A pilot version of the go.vn site (www.goonline.vn) was launched on Wednesday and is the country’s biggest-ever IT project, a notice on the Web site said.
“Several people said I ordered the launching of the Vietnamese network to eliminate others like Google or Yahoo. It’s not true,” Vietnamese Minister of Information and Communication Le Doan Hop said in comments on the site.
“We are ready to have clean competition. People will come to places where there is culture, value and benefits,” he said.
The government says about 25 percent of Vietnamese use the Internet, and a top UN communications official said last year that the country’s development of information and communication technologies — including mobile and fixed-line telephones as well as Internet and broadband — was outpacing other Asian countries.

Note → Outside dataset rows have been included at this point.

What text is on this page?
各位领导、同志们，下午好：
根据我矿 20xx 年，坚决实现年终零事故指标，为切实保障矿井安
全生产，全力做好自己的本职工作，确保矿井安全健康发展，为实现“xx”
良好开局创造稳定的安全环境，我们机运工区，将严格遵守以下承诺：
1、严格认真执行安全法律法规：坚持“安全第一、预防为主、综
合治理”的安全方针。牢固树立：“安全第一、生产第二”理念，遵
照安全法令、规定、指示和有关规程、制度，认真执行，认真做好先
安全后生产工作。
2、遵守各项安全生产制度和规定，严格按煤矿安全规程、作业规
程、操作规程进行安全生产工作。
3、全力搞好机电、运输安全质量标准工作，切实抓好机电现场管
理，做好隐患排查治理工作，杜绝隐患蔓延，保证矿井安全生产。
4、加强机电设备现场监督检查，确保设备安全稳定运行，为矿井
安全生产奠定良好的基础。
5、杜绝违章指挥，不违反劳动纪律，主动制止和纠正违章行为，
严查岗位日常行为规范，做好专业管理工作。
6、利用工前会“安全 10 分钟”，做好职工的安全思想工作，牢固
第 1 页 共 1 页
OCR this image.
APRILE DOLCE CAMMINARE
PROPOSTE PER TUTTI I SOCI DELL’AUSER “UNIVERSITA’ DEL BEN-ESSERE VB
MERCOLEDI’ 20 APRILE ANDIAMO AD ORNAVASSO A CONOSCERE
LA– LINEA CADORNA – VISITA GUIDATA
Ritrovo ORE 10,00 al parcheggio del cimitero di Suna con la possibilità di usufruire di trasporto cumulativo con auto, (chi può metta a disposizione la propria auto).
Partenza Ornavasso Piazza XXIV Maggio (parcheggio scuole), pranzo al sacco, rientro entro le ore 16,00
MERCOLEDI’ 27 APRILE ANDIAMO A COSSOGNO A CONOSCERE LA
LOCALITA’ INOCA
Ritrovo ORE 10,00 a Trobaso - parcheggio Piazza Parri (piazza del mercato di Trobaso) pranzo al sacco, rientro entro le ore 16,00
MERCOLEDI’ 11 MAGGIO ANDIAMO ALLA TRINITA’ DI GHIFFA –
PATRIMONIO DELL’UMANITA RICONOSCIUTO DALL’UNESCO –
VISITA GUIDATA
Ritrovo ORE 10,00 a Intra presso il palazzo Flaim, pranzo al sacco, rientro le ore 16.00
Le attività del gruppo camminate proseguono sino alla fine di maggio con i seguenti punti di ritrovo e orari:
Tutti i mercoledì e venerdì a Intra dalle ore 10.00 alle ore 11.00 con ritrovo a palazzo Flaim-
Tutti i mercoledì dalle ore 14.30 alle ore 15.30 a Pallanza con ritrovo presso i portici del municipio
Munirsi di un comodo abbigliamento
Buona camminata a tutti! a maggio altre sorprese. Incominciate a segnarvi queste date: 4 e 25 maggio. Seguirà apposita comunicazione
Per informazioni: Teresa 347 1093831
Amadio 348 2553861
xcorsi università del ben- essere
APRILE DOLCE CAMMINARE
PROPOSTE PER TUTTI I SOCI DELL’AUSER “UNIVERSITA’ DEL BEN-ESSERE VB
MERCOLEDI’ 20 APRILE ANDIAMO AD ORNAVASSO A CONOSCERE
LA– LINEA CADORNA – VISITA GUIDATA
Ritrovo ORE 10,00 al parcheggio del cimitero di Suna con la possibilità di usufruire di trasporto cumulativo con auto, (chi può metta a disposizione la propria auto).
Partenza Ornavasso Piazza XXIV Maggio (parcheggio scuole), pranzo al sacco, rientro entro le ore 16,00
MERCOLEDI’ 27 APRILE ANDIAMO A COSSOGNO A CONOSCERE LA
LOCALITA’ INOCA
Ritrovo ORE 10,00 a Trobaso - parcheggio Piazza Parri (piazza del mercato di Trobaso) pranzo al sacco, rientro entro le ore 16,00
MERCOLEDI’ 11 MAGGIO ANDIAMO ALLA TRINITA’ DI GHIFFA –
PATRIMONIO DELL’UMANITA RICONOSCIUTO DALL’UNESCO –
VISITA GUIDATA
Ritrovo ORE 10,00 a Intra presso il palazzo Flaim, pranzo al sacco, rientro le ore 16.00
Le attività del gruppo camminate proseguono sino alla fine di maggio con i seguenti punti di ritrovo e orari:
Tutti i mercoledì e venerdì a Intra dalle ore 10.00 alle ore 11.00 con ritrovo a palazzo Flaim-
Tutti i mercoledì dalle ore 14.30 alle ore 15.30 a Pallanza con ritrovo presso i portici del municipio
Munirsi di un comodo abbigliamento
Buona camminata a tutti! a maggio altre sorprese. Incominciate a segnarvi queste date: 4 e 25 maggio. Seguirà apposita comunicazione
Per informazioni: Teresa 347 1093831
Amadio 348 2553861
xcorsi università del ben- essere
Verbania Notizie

A variety of content from the political to the risque has flourished in Vietnamese cyberspace because traditional media are all linked to the state.
Western donors said in December that Vietnam’s restrictions on news media and Internet sites such as Facebook threatened the country’s rapid economic progress.
Vietnamese users of Facebook continue to say they must use alternate means to access it.
The government last month rejected accusations by Internet giant Google that Vietnamese computer users have been spied on and political blogs hacked into.